One film on Cumberbatch’s list that few will take umbrage with is the simply iconic There Will be Blood from Paul Thomas Anderson, starring Daniel Day-Lewis in one of his defining roles. The Dr Strange actor was full of praise for the project and those involved: “Paul Thomas Anderson is one of the all-time greats for me. What he’s managed to tackle thematically in terms of these grandiose themes of capitalism, of love, of the California experience is, both now and before, is extraordinary. With this film, in particular, it’s the isolation of a man, what it is to be a pioneer in that landscape, the risks involved and the great riches that it brought people who dared.

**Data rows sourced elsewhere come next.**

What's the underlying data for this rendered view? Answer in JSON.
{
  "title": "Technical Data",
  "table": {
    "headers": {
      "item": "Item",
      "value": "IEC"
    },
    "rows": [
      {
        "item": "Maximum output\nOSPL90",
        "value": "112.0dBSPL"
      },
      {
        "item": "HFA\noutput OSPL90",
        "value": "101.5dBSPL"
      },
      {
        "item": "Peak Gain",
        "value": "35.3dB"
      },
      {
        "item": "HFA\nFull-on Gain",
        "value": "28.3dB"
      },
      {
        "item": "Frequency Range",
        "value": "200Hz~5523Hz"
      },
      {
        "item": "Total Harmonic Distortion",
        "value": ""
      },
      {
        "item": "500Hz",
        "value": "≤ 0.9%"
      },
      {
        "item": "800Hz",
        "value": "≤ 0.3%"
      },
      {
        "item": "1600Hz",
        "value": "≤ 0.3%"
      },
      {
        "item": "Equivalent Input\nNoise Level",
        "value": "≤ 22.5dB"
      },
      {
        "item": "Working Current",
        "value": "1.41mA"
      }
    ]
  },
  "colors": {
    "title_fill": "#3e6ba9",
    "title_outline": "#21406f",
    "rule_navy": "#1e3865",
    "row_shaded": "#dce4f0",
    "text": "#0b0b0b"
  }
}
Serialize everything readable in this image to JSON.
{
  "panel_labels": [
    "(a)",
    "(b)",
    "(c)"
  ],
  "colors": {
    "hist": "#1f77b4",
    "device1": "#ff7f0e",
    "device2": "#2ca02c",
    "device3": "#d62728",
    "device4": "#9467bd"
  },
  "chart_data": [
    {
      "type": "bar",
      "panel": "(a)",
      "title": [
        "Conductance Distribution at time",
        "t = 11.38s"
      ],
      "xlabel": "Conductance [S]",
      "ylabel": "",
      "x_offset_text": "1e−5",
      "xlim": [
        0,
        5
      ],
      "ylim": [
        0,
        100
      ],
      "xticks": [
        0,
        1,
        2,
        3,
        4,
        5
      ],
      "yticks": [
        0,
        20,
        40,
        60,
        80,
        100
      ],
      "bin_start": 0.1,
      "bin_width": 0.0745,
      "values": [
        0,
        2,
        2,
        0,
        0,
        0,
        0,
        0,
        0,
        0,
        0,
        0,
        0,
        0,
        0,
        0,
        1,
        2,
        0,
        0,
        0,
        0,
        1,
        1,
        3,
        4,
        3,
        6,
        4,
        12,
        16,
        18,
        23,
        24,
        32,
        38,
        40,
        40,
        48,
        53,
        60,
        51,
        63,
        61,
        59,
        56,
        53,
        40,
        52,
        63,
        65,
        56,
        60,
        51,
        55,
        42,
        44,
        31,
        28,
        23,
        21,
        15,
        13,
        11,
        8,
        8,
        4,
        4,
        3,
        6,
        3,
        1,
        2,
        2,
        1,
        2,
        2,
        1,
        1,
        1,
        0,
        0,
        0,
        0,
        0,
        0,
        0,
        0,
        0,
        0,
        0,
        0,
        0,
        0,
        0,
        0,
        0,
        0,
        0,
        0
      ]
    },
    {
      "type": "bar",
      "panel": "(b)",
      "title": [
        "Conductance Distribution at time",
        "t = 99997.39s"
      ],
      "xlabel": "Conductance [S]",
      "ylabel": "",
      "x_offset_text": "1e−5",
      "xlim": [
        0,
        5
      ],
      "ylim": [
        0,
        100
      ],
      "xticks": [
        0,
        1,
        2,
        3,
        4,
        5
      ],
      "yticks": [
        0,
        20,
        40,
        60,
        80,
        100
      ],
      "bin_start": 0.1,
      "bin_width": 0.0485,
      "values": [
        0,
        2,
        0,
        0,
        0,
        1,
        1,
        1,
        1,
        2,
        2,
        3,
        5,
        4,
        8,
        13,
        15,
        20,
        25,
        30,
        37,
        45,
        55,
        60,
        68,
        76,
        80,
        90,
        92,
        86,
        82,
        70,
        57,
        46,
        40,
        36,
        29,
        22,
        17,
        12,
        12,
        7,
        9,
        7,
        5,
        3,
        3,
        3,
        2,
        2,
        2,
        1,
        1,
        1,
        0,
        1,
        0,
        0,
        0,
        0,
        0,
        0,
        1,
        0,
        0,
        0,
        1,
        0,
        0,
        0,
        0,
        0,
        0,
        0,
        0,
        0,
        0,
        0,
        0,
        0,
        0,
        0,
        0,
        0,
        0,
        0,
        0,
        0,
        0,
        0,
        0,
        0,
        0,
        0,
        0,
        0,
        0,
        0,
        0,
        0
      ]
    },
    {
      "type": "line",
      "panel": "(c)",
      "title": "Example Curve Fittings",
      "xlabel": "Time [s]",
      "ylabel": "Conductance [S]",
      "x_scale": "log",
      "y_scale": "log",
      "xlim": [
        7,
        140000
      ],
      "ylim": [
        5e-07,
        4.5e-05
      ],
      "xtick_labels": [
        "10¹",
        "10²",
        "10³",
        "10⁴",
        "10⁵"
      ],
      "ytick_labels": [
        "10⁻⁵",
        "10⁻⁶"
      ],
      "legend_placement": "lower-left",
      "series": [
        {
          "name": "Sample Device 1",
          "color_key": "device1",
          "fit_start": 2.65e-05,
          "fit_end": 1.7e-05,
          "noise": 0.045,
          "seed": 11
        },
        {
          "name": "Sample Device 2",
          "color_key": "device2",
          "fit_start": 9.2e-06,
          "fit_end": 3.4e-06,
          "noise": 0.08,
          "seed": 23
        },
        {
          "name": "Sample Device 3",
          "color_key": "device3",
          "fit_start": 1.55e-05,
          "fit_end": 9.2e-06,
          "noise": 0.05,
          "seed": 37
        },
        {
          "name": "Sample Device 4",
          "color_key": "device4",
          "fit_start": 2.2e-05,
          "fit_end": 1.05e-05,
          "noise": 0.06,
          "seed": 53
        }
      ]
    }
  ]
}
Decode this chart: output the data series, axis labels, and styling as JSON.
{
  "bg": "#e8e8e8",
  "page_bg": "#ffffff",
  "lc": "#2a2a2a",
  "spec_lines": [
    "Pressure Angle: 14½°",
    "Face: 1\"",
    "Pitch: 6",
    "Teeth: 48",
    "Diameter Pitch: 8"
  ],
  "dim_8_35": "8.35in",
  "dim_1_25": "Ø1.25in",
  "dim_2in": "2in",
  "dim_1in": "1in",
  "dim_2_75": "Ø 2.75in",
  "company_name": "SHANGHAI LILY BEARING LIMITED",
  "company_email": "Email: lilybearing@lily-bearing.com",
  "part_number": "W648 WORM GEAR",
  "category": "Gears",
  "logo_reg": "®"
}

And how that wealth corrupts—the great tragedy is whilst he has everything at the end, he’s incapable of love and being loved.”
The final pick from Cumberbatch is another legendary title, Taxi Driver, starring Robert De Niro and directed by Martin Scorsese. For Cumberbatch, the film is a classic piece of cinema: “It’s Scorsese and De Niro and Paul Schrader and Jodie Foster and Cybill Shepherd. And the slo-mo shots of the yellow taxi with that voiceover and steam coming up through the vents in the ground, it is quintessential New York. It transported me to that era. I mean, it is such an incredible feat of cinematography.”
“But at the centre of it is this masterclass,” confirms the actor. “We can talk about Brando and Day-Lewis, but for me, De Niro in this film does something extraordinary. He grabs you by the throat and the heart.”
Benedict Cumberbatch’s favourite films:
- The Piano – Jane Campion
- The Shining – Stanley Kubrick
- Badlands – Terence Malick
- Paper Moon – Peter Bogdanovich
- There Will Be Blood – Paul Thomas Anderson
- Taxi Driver – Martin Scorsese
It’s a list of films positively brimming with heavyweight talent and cultural gravitas. These may not be the films that confirmed Cumberbatch as an icon. However, they certainly played a role in him getting to where he is today. Without these six films, Benedict Cumberbatch would not be living the same life he is today.